Sunday, March 18, 2012

Baking Soda As a Deodorant!

You realize that your pits reek like old onions, and it's time to head off to the store. 

Or work. 

Or a date.  The list goes on.  We've all been there at one time or another.


It doesn't matter where exactly you're going.  All that matters is that you smell really, really bad, and you need to fix it.  Naturally, you reach for the deodorant.  You feel relief momentarily wash over you, but then you realize...

Now you smell like "spring rain"

...and old onions.  Ugh.

You rush to grab a washcloth and soap to take care of the problem.  Finally, you're clean.  You use the deodorant so that you can smell like fresh spring rain, and race for the door.

All the extra time you took caused you to be late.  Now you're stressed to the max... but at least you don't smell like old onions.

Now let's start over.  This time, instead of reaching for the deodorant that really smells nothing like real spring rain, you reach instead for...


Yep.  Simple, boring, inexpensive baking soda.  Crazy?  Not really.  Not at all, actually.

For the past six months, baking soda has been my deodorant of choice.  No, it doesn't have any of those pretty scents that people crave, but are they really necessary?  Realistically, you can always use perfumes, colognes, or oils if you want that nice smell attached to you. 

Unlike your average deodorant, baking soda actually neutralizes the stinky bacterium that breeds under your arms, causing that nasty onion smell, while allowing 'good' bacteria to prosper.  That's why people shove it into their refrigerators and behind their trash cans, after all.

 It has no harmful ingredients.  Baking soda is composed of a single ingredient: Sodium bicarbonate, a salt.  Granted, if you have any shaving burns under your arms it'll sting, so you want to be careful about that, but otherwise it's harmless... unlike standard deodorant, which in many cases contains aluminum compounds, as well as propylene glycol, a neurotoxin.

I mentioned it's cheap.  Baking soda costs about a dollar.  If you buy a kabuki brush like I did, so that you have an easy application method, you spend a few dollars more, but that's a onetime cost.  Standard deodorants, on the other hand, range from a couple of dollars to almost ten dollars.  And you spend that amount more than once a year.

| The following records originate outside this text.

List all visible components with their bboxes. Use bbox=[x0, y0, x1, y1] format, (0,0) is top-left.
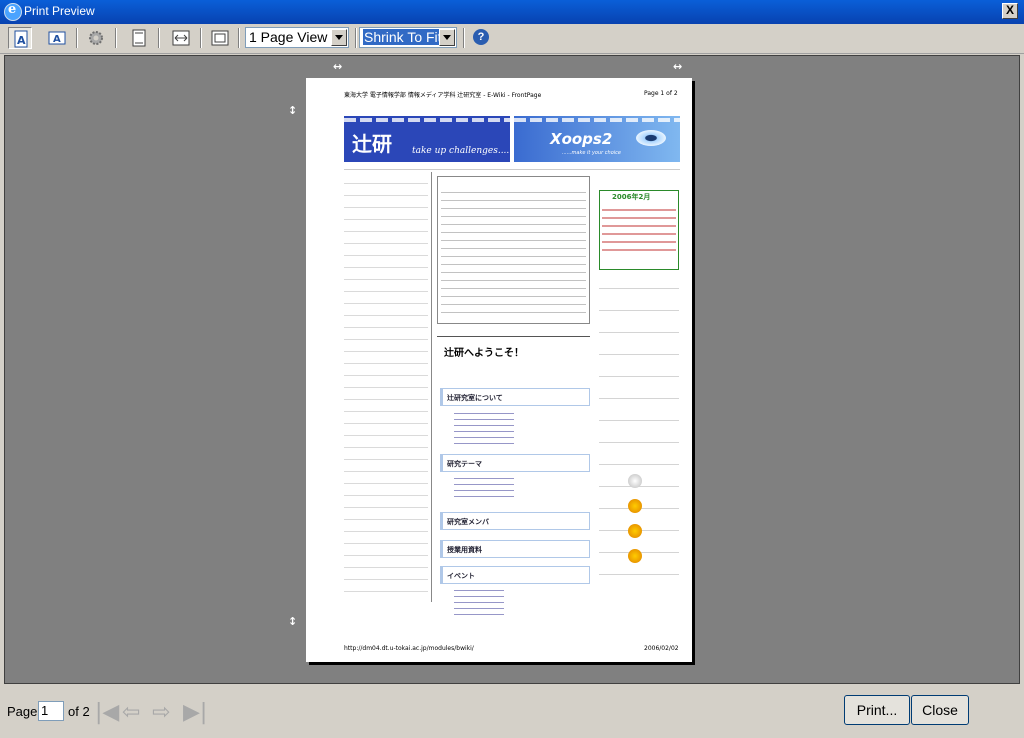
page-label: Page bbox=[7, 704, 38, 719]
section-heading: 授業用資料 bbox=[440, 540, 590, 558]
page-number-input[interactable]: 1 bbox=[38, 701, 64, 721]
portrait-icon[interactable]: A bbox=[8, 27, 32, 49]
ie-logo-icon bbox=[4, 2, 22, 21]
title-bar: Print Preview X bbox=[0, 0, 1024, 24]
help-icon[interactable]: ? bbox=[473, 29, 489, 45]
page-view-select[interactable]: 1 Page View bbox=[245, 27, 349, 48]
page-footer-right: 2006/02/02 bbox=[644, 645, 679, 652]
chevron-down-icon[interactable] bbox=[331, 29, 347, 46]
banner-right: Xoops2 ......make it your choice bbox=[514, 116, 680, 162]
welcome-heading: 辻研へようこそ！ bbox=[444, 348, 524, 359]
page-header-right: Page 1 of 2 bbox=[644, 90, 678, 97]
toolbar: A A 1 Page View Shrink To Fit bbox=[0, 24, 1024, 54]
page-header-left: 東海大学 電子情報学部 情報メディア学科 辻研究室 - E-Wiki - Fro… bbox=[344, 92, 542, 99]
status-bar: Page 1 of 2 |◀ ⇦ ⇨ ▶| Print... Close bbox=[0, 686, 1024, 738]
previous-page-icon[interactable]: ⇦ bbox=[122, 700, 140, 725]
last-page-icon[interactable]: ▶| bbox=[183, 700, 207, 725]
right-margin-handle[interactable]: ↔ bbox=[673, 60, 682, 73]
close-window-button[interactable]: X bbox=[1002, 3, 1018, 19]
print-button[interactable]: Print... bbox=[844, 695, 910, 725]
section-heading: 研究室メンバ bbox=[440, 512, 590, 530]
first-page-icon[interactable]: |◀ bbox=[95, 700, 119, 725]
page-setup-gear-icon[interactable] bbox=[84, 27, 108, 49]
bottom-margin-handle[interactable]: ↕ bbox=[288, 615, 297, 628]
section-heading: イベント bbox=[440, 566, 590, 584]
shrink-to-fit-select[interactable]: Shrink To Fit bbox=[359, 27, 457, 48]
chevron-down-icon[interactable] bbox=[439, 29, 455, 46]
page-count: of 2 bbox=[68, 704, 90, 719]
next-page-icon[interactable]: ⇨ bbox=[152, 700, 170, 725]
landscape-icon[interactable]: A bbox=[45, 27, 69, 49]
header-footer-icon[interactable] bbox=[127, 27, 151, 49]
full-width-icon[interactable] bbox=[169, 27, 193, 49]
section-heading: 研究テーマ bbox=[440, 454, 590, 472]
left-margin-handle[interactable]: ↔ bbox=[333, 60, 342, 73]
window-title: Print Preview bbox=[24, 4, 95, 18]
svg-text:A: A bbox=[53, 34, 61, 45]
preview-page: 東海大学 電子情報学部 情報メディア学科 辻研究室 - E-Wiki - Fro… bbox=[306, 78, 692, 662]
svg-text:A: A bbox=[17, 34, 26, 47]
top-margin-handle[interactable]: ↕ bbox=[288, 104, 297, 117]
page-footer-left: http://dm04.dt.u-tokai.ac.jp/modules/bwi… bbox=[344, 645, 474, 652]
close-button[interactable]: Close bbox=[911, 695, 969, 725]
calendar-title: 2006年2月 bbox=[612, 193, 651, 201]
full-page-icon[interactable] bbox=[208, 27, 232, 49]
banner-left: 辻研 take up challenges.... bbox=[344, 116, 510, 162]
section-heading: 辻研究室について bbox=[440, 388, 590, 406]
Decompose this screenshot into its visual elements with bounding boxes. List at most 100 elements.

Furthermore, there have been days that I've totally forgotten to use it in the morning, and didn't realize it until hours later.  Why?  Because I didn't stink.  At all.  I'm not entirely sure why that's the case, but I believe it has to do with the fact that I'm not absorbing toxins into my skin that the deodorants I used to use were happy to supply me with.

Now, I'm not claiming that all deodorants are bad.  I'm simply pointing out that baking soda is better.  I went from applying deodorant two or three times per day, because I really needed it, to using baking soda only once per day, and sometimes forgetting to do even that.

I'll never go back to standard deodorants.  Ever!